7. A method for providing a preservable record of an immunodiffusion reaction, said method comprising: (i) providing an immunodiffusion reaction visualized in a hydrated semi-solid gel sheet on a synthetic resin substrate;

(ii) placing a wetted water absorbent web on the surface of said hydrated semi-solid gel sheet in which said immunodiffusion reaction is visualized to provide a complex comprising said semi-solid gel sheet and said water absorbent web ; and

(iii) subjecting said complex to an elevated temperature to dry said semi-solid sheet in which said immunodiffusion reaction is visualized, wherein, as the temperature of said complex is elevated, said dries evenly to provide on said substrate a dried gel sheet in which said visualization record of said immunodiffusion reaction is preserved.

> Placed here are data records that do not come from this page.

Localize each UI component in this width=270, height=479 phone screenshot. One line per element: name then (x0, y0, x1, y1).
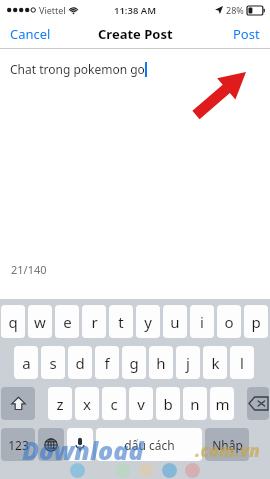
button[interactable]: b (156, 387, 180, 420)
button[interactable]: f (95, 346, 119, 379)
staticText: 11:38 AM (114, 4, 157, 17)
button[interactable]: c (102, 387, 126, 420)
staticText: r (91, 312, 98, 332)
button[interactable]: a (14, 346, 38, 379)
staticText: l (240, 353, 244, 373)
staticText: f (104, 353, 110, 373)
button[interactable]: d (68, 346, 92, 379)
button[interactable]: w (28, 305, 52, 338)
staticText: a (22, 353, 31, 373)
staticText: Nhập (212, 437, 243, 453)
staticText: 28% (226, 4, 244, 16)
staticText: z (56, 394, 64, 414)
button[interactable]: Shift (1, 387, 35, 420)
staticText: b (163, 394, 173, 414)
staticText: e (63, 312, 72, 332)
button[interactable]: e (55, 305, 79, 338)
button[interactable]: l (230, 346, 254, 379)
button[interactable]: r (82, 305, 106, 338)
button[interactable]: p (244, 305, 268, 338)
button[interactable]: Dictate (67, 428, 93, 461)
button[interactable]: 123 (1, 428, 35, 461)
staticText: k (211, 353, 220, 373)
staticText: o (224, 312, 234, 332)
button[interactable]: Backspace (247, 387, 269, 420)
staticText: dấu cách (124, 437, 175, 453)
button[interactable]: g (122, 346, 146, 379)
button[interactable]: h (149, 346, 173, 379)
staticText: d (75, 353, 85, 373)
staticText: s (49, 353, 57, 373)
button[interactable]: dấu cách (96, 428, 202, 461)
button[interactable]: z (48, 387, 72, 420)
staticText: Cancel (10, 25, 51, 43)
staticText: Create Post (98, 25, 173, 43)
button[interactable]: k (203, 346, 227, 379)
staticText: h (156, 353, 166, 373)
staticText: 123 (8, 437, 29, 453)
staticText: q (8, 312, 18, 332)
staticText: y (144, 312, 152, 332)
staticText: 21/140 (11, 262, 47, 277)
staticText: g (129, 353, 139, 373)
button[interactable]: y (136, 305, 160, 338)
staticText: Download (22, 433, 144, 467)
staticText: x (83, 394, 91, 414)
staticText: .com.vn (195, 439, 260, 462)
staticText: c (110, 394, 118, 414)
staticText: v (137, 394, 145, 414)
staticText: u (170, 312, 180, 332)
button[interactable]: Post (231, 21, 262, 47)
button[interactable]: m (210, 387, 234, 420)
button[interactable]: n (183, 387, 207, 420)
staticText: Post (233, 25, 260, 43)
staticText: Viettel (39, 4, 66, 16)
button[interactable]: Switch keyboard (38, 428, 64, 461)
staticText: w (34, 312, 46, 332)
staticText: m (215, 394, 230, 414)
button[interactable]: Nhập (205, 428, 249, 461)
button[interactable]: Cancel (8, 21, 53, 47)
button[interactable]: q (1, 305, 25, 338)
staticText: n (190, 394, 200, 414)
staticText: p (251, 312, 261, 332)
button[interactable]: i (190, 305, 214, 338)
staticText: t (118, 312, 124, 332)
button[interactable]: s (41, 346, 65, 379)
staticText: Chat trong pokemon go (10, 61, 145, 77)
staticText: i (200, 312, 204, 332)
button[interactable]: j (176, 346, 200, 379)
staticText: j (186, 353, 190, 373)
button[interactable]: x (75, 387, 99, 420)
button[interactable]: u (163, 305, 187, 338)
button[interactable]: o (217, 305, 241, 338)
button[interactable]: v (129, 387, 153, 420)
button[interactable]: t (109, 305, 133, 338)
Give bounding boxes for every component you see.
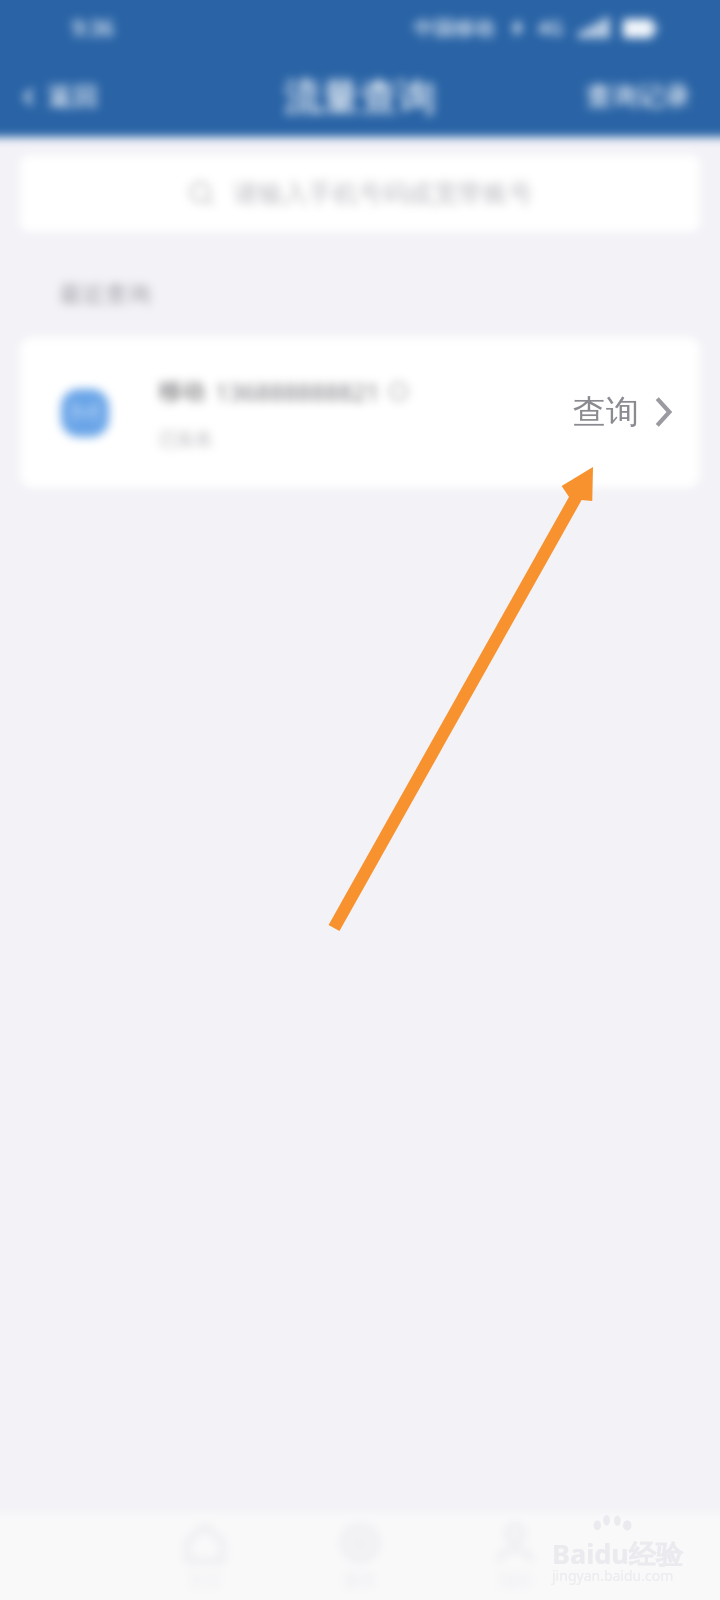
staticText: 移动 bbox=[159, 377, 205, 406]
staticText: 9:36 bbox=[72, 14, 114, 43]
staticText: Baidu经验 bbox=[552, 1535, 683, 1572]
staticText: 4G bbox=[538, 15, 563, 41]
staticText: 流量查询 bbox=[284, 73, 436, 121]
staticText: 查询记录 bbox=[586, 80, 690, 113]
staticText: 查询 bbox=[573, 391, 639, 433]
button[interactable]: 查询记录 bbox=[570, 56, 720, 137]
staticText: 已实名 bbox=[159, 428, 213, 451]
staticText: 最近查询 bbox=[59, 280, 151, 309]
button[interactable]: 查询 bbox=[540, 337, 700, 488]
staticText: 返回 bbox=[48, 81, 98, 112]
staticText: 中国移动 bbox=[414, 16, 494, 41]
button[interactable]: 查询 bbox=[492, 346, 688, 477]
staticText: 查询 bbox=[558, 392, 624, 434]
button[interactable]: 请输入手机号码或宽带账号 bbox=[20, 155, 700, 232]
staticText: 请输入手机号码或宽带账号 bbox=[233, 178, 533, 209]
button[interactable]: Back bbox=[0, 56, 116, 137]
staticText: jingyan.baidu.com bbox=[552, 1566, 674, 1585]
staticText: 136888888821 bbox=[215, 375, 380, 408]
button[interactable]: 移动 bbox=[20, 337, 700, 488]
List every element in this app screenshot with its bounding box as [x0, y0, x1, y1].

8. The claim 7 method in which said immunodiffusion reaction is a single radial immunodiffusion reaction, a double immunodiffusion reaction, or an electrodiffusion reaction.

9. The claim 7 or claim 8 method in which said semi-solid gel sheet is an agarose gel sheet and said absorbent web is blotting paper.

10. The claim 7 or claim 8 method in which said synthetic resin substrate is a flexible or semi-rigid sheet having a thickness of 1 to 5 mm formed from a polyolefin, a vinyl polymer, or a polycarbonate.

11. The claim 7 or claim 8 method in which said synthetic resin substrate is polyethylene, polypropylene, polyvinylchloride, poly ethylmethacrylate, or polycarbonate.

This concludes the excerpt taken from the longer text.